The pub sign is a mighty collage of nonsense. It shows Big Ben* (three miles away), Waterloo station (two miles away), a Beefeater (three), a Horse Guard (1.5) and a bus (no complaints, there are buses really near it). The place is on a hotel-covered street, with a clientele that’s almost exclusively tourists – what kind of impression of London are getting if this is what they see?
(*Yeah, I know, Big Ben is the bell. The tower is called Elizabeth Tower. But this is a cr*p sign outside a pub. The person commissioning it definitely asked for Big Ben.)
Inside it isn’t great. There are fake bricks on the inside of the brick walls. There’s a sort of porch thing that doesn’t have a ceiling. There’s a small queue to take pictures of a brass dog. A queue! A mural on the way to the toilets shows a Tube train going through a tunnel halfway up Big Ben, like the most pleasant version of Blade Runner ever.

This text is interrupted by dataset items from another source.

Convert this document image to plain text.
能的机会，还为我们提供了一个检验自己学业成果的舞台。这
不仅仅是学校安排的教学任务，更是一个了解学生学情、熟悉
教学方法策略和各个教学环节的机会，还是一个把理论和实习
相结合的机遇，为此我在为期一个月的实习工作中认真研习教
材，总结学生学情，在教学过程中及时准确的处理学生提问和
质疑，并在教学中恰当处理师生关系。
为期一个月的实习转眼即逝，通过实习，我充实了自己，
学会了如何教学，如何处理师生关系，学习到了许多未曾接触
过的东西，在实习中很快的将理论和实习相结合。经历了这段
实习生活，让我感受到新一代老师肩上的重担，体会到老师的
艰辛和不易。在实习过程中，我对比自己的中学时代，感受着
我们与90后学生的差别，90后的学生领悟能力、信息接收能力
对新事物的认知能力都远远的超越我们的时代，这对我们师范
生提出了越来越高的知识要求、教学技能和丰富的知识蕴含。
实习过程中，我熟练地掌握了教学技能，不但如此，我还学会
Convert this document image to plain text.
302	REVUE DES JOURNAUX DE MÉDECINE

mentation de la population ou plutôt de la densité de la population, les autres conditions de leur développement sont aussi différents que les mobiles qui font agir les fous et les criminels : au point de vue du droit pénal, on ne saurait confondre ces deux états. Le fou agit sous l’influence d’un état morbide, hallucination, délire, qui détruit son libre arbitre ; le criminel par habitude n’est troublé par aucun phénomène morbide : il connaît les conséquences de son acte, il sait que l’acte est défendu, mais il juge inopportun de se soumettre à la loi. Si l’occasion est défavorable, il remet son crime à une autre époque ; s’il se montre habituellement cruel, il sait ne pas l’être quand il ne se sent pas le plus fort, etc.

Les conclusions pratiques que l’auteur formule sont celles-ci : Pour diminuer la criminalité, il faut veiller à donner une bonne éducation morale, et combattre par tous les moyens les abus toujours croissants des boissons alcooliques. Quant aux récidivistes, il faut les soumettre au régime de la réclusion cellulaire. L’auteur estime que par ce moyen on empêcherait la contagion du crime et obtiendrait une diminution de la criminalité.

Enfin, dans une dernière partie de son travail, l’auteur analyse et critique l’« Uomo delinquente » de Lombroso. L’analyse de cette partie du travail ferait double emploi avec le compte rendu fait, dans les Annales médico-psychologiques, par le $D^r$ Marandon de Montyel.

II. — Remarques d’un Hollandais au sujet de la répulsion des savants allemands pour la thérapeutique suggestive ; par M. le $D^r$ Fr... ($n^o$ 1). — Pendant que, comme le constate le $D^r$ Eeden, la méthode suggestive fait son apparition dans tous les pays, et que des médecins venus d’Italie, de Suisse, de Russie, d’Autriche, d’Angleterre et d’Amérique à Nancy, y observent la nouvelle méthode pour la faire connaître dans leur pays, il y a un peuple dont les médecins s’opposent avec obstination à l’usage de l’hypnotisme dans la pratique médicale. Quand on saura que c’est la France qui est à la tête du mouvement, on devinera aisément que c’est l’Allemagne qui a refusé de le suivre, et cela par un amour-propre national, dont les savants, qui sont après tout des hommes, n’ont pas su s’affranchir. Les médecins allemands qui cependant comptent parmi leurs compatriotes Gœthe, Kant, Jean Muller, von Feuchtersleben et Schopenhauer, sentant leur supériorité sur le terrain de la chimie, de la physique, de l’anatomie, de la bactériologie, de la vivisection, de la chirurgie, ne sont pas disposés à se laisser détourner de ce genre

Let’s be clear: London pub is in no way typical of a London pub. It’s as sterile as a departures lounge, as raucous as the drive to have your cat put down. And where’s my £8 gravel-infused turbo stout? Where’s the six-minute kitchen takeover from Apricot Fried Tacos?
But it is cheap as hell, super friendly, and with an impressively varied group of people in it. I can hear at least five different languages being spoken, and loads of accents. There’s a couple of posh country folk in their 40s dressed in tweed who are fairly confused by the Russian guy with chin-dreadlocks next to them but are pretty drunk and don’t seem to care.
So while it totally isn’t The London Pub, if this is the impression people are getting from their quick visits to London, it’s not the worst. They’ll be leaving thinking of us as friendly and welcoming – way more than we actually are – and of London as a proper melting-pot where all kinds of people can unite in the desire for a pint. That’s pretty nice.
Like, I’m not going back – Jesus Christ, life’s too short – but at least it’s something. And I’ll never feel angry again when I go past it.